March 28, 2013 – Toronto, ON
Smart Employee Benefits Inc. (“SEB” or “Company”) (TSX VENTURE:SEB), today reported its financial results for the fourteen month period ending November 30, 2012.
On July 11, 2012, the Company completed a reverse take-over transaction (“RTO”), whereby Whiteknight Acquisitions Inc. (“WKA”), a TSXV-listed Capital Pool Corporation, acquired 100% of Smart Employee Solutions Inc. (“SES”), by issuing 30,000,010 common shares. This transaction constituted a Qualifying Transaction under Policy 2.4 of the TSX Venture Exchange. Concurrent with the closing of the RTO, the Company converted $1,305,000 of SES convertible promissory notes (“Convertible Financing”) to 6,093,000 common shares and 1,305,000 share-purchase warrants. Also concurrent with the closing of the RTO, the Company closed a financing through Canaccord Genuity Corp. which raised $1,947,500 in gross proceeds for which the Company issued 6,491,667 common shares and 6,491,667 share-purchase warrants (“Concurrent Financing”). As part of the transaction, the Company issued 649,167 broker warrants and incurred $217,325 of transaction costs. Insiders, including the President/CEO/CIO and the CFO/COO directly and through their investment corporations subscribed for $717,500 of the Concurrent Financing.
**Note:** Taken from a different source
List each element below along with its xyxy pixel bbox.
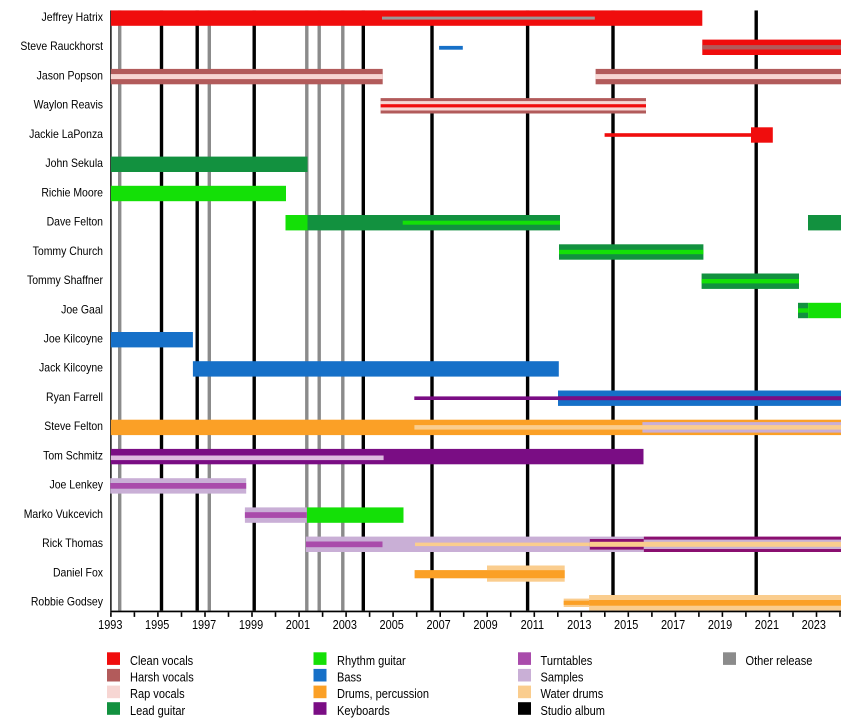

Subsequent to the closing of the RTO, WKA, the continuing issuer on the TSXV, changed its name to ‘Smart Employee Benefits Inc.’
The financial results represent the transition period of the Company, from a reporting perspective. The Company has elected to use November 30 as its year-end for financial reporting purposes, being the year-end of WKA, whereas SES had a year end of September 30. As a result, the financial results cover the period from October 1, 2011 to November 30, 2012. The Company will henceforth issue annual and interim statements based on using November 30 as its year-end.
John McKimm, President, CEO and CIO of SEB stated “For the past 20 months, SEB has been positioning itself as a technology company with its major focus being the employee group benefits and health claims processing market place. Industry statistics describe the Canadian group benefits industry as a $33 billion market opportunity and other health claims processing at over $23 billion annually. SEB is building an organization made up of three pillars; Health Care Solutions & Services, Software Solutions and Services and Professional Services, whereby the latter two pillars are complementary to and supportive of the Health Care pillar.
“The initial growth plan for 2013 is acquisition with the objective of reaching consolidated profitability quickly and establishing a solid base of business and clients from which to launch organic growth initiatives. In the past 60 days, SEB has closed two acquisitions and announced a third. These transactions bring both a solid profitable client base and expanded technology operations and infrastructure in both Toronto and Ottawa. These are major centres of growth targeted by SEB.”
SEB has spent the past 20 months automating the administration, payment processing and reporting environment around an already-proven adjudication environment. SEB has a development team in Canada and also uses offshore resources to continue to enhance the automation and integration.
SEB is a licensed third party administrator (“TPA”) and broker. Its business model is to create client referral opportunities through acquisition of and investment in other TPAs, brokers and consultants. The opportunity for SEB is to increase the capture of revenue by providing fully integrated services and solutions, currently being outsourced by most TPAs and Insurers to third parties.
Since November 30, 2012, SEB has announced the closing of Logitek Technology Ltd. and the SOMOS Group and two financings, a convertible note issue of $554,000 and an equity issue of $1,106,000. Both of the acquired companies have a history of profitability and combined revenues of the two companies exceeded $11 million in 2011.
For the 14 month period ending November 30, 2012, SEB recorded a loss of $4,221,765, which included non-cash costs of $1,750,317, made up of a Listing Adjustment related to the closing of the RTO of $841,238, a Stock-based compensation cost of $318,768 for options and warrants issued during the quarter, accretion of non-cash interest and bonus shares totaling $437,652 related to the Convertible Financing, and amortization of $66,495. Of the other costs the largest was Salaries and other compensation costs of $1,286,887 (the largest portion of which was related to software development and maintenance); the next was Professional Fees of $570,763, much of which was related to the costs of closing of the RTO and financings and acquisitions.
The consolidated financial statements and related MD&A for the period ended November 30, 2012, can be found on SEDAR at www.sedar.com under the profile of Smart Employee Benefits Inc.